Chapter Six – A Terrifying Episode

“If there is one memorable moment in my life which would make a chapter in my book, it has to be the time we nearly got stuck in the Himalayas. Cindy Crawford, Vogue’s Lucinda Chambers, Patrick, hairstylist Didier Malige and I were on a shoot in Ladakh when the roads were about to be closed and we had to get out or we’d have been stuck there for months due to snow.  The plane only had three seats and, having drawn straws, Patrick and I had to go by car, a journey that took 12 hours, down this endless, winding mountain road with me staring down crevasses, screaming in the back and Patrick laughing all the way. It was so frightening. When we finally arrived at the hotel, where the rest of the crew were waiting, there was only a single room available and Patrick and I had to share a bed – the most awful experience ever!
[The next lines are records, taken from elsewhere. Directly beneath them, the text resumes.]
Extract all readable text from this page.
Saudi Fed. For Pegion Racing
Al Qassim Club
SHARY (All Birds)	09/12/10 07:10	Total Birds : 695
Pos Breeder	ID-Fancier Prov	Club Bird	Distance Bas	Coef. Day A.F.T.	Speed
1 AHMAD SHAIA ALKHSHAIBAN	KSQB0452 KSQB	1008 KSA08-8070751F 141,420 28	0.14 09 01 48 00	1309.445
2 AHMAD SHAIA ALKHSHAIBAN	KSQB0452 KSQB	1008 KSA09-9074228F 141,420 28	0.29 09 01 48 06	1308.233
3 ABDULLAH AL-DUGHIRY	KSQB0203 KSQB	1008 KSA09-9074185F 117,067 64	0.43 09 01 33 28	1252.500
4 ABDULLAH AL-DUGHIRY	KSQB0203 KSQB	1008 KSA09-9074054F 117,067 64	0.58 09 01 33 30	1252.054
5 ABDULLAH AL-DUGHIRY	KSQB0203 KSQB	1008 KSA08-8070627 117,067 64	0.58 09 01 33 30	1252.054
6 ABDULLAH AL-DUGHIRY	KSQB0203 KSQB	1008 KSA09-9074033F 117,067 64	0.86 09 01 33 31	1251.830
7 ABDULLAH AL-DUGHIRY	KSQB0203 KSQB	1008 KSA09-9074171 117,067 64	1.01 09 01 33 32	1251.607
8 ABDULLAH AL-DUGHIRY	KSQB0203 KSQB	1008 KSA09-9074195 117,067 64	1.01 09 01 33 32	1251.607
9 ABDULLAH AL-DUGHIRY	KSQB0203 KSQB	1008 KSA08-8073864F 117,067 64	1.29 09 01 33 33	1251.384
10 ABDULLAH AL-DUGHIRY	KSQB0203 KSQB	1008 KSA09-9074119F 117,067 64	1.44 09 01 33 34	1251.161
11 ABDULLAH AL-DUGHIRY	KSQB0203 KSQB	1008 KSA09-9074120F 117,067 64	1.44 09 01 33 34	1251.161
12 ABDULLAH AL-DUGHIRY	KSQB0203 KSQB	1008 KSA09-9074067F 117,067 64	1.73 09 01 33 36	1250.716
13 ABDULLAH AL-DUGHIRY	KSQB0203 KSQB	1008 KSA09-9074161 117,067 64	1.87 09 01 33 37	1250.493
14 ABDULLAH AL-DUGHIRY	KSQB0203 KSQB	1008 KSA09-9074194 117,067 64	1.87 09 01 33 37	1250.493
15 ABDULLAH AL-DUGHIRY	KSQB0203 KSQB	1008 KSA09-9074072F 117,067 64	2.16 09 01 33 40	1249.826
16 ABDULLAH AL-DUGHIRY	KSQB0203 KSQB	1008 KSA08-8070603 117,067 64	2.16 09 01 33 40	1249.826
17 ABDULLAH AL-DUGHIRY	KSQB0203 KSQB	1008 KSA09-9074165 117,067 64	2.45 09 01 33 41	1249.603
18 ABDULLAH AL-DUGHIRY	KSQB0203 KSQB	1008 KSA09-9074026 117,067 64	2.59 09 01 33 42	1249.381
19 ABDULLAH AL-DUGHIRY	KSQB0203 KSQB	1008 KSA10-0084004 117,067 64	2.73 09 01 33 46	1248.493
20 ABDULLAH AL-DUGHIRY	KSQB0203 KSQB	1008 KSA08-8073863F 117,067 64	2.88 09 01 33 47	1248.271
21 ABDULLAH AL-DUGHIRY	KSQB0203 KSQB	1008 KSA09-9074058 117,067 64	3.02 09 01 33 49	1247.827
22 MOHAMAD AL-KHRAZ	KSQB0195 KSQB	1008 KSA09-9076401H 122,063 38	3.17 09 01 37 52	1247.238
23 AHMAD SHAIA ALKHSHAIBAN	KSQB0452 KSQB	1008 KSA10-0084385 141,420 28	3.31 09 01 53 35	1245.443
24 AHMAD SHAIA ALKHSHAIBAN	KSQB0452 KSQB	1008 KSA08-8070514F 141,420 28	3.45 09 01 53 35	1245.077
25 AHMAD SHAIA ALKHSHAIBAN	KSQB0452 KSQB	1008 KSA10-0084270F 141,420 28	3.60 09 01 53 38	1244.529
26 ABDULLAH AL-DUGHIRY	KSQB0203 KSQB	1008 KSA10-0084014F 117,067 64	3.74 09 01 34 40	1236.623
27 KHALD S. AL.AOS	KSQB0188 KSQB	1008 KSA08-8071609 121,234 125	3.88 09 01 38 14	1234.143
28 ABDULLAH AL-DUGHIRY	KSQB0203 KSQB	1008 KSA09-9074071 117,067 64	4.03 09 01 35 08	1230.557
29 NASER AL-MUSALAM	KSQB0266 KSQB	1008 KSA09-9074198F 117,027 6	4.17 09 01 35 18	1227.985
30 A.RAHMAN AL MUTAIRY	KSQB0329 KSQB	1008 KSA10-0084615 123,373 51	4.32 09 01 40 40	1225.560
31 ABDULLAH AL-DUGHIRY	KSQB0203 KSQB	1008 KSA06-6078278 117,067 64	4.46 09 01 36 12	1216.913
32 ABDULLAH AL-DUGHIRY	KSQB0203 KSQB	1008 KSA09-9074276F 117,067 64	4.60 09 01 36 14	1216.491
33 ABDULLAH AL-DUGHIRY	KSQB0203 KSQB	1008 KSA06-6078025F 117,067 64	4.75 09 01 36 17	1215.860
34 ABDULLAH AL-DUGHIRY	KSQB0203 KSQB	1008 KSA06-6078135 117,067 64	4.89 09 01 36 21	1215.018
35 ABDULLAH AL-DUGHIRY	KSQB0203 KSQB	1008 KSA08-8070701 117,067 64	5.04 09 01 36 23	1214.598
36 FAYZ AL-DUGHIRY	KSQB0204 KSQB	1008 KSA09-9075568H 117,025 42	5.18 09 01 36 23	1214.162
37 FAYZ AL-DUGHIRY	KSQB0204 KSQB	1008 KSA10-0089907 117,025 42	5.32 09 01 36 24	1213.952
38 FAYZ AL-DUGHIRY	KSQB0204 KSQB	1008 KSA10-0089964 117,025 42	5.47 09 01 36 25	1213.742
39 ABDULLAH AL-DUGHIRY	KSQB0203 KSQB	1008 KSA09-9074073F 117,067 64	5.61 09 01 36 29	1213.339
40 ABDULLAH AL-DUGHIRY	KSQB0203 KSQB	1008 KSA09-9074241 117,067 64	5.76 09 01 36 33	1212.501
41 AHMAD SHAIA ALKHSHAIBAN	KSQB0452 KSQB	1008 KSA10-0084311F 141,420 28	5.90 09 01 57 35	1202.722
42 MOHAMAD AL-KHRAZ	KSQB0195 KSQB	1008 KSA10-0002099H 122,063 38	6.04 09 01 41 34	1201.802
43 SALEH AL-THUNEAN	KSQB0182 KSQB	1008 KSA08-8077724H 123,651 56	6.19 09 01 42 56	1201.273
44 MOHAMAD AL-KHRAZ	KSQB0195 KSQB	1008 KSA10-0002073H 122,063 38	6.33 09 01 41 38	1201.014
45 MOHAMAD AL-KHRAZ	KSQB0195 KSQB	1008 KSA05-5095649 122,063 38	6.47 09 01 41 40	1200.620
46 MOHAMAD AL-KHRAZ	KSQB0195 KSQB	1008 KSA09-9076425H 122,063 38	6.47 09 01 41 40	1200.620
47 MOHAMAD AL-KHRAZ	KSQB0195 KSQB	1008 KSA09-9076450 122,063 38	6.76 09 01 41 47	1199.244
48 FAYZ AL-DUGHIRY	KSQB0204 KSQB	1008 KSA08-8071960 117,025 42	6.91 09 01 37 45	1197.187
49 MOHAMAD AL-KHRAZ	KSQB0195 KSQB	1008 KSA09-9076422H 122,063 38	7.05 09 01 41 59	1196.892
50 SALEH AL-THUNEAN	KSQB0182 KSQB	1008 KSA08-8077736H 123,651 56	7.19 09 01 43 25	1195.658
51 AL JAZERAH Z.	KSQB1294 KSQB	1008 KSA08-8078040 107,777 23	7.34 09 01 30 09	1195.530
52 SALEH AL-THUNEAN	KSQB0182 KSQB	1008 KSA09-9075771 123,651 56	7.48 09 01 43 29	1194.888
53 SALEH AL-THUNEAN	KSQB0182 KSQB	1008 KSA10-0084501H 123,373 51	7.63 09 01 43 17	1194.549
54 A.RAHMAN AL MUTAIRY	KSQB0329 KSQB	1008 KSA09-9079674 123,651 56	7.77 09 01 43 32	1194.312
Chapter Seven – The Death Of My Twin Sister

“Jane died nine years ago. She became a heroin addict when she was 21. There are two ways to go in life – either you run away, as I did, or you take drugs which was a very trendy thing to do in London in the Seventies. And sadly, she went down that route; had I stayed here I might have gone down that route too. But somehow my spirit was stronger and I knew I did not want to become addicted to heroin.
 
“Eventually, her body gave up. Most people had stopped taking heroin, she hadn’t. She was very resilient, though, and obviously had very strong genes because it took many, many years for the effect of the abuse of her body to kick in. We loved each other very much but we were very different characters. She was the beautiful one, sporty, more intelligent, she had it all – maybe because she felt invincible, she did things that, in the end, are destructive; I always knew I was not invincible.
 
“Her son, my nephew, is 25 now and I love him to pieces. He’s wonderful and I’m very proud of him. He and his mother loved each other so much.”

Chapter Eight – Working With The A-Listers

“I have worked with so many A-list celebrities for glossy magazine covers, events, advertising. I did Meghan’s make-up for her Vanity Fair shoot, just a couple of weeks before her and Prince Harry’s engagement was announced. She was lovely.
 
“I work with Cate Blanchett a lot, she is a really good friend, as is Uma [Thurman]. It’s normal to become friends with the people you work with regularly and some even become your best friends. When you’re doing someone’s make-up you get to know them very well; they don’t tell you everything, that would be an exaggeration, but they express everything. They sit there in whatever mood they’re in and will be themselves, whatever that might be – so you are there to facilitate them, to make them feel better if they feel bad, to be happy when they’re happy.
 
“I do all of Cate’s red carpet events, as well as her advertising shoots. She’s with Armani – in fact I’ve got a bit of FOMO going on at the moment as I’m currently in my house in Lamu in Kenya and she did a shoot the other day which obviously I wasn’t on!”

The Next Chapter

“Along came the second lockdown last November and I came to Kenya – I’m so grateful for having a home away from home. To be honest I haven’t worked much in the last year ­– I’m allowing myself a gap year or semi-retirement…no, I’m going to call it my gap year! If only I had a crystal ball, but I’m hoping to carry on working, so watch this space. People are very gracious and tell me I still have a lot of respect in the beauty industry. I feel blessed.”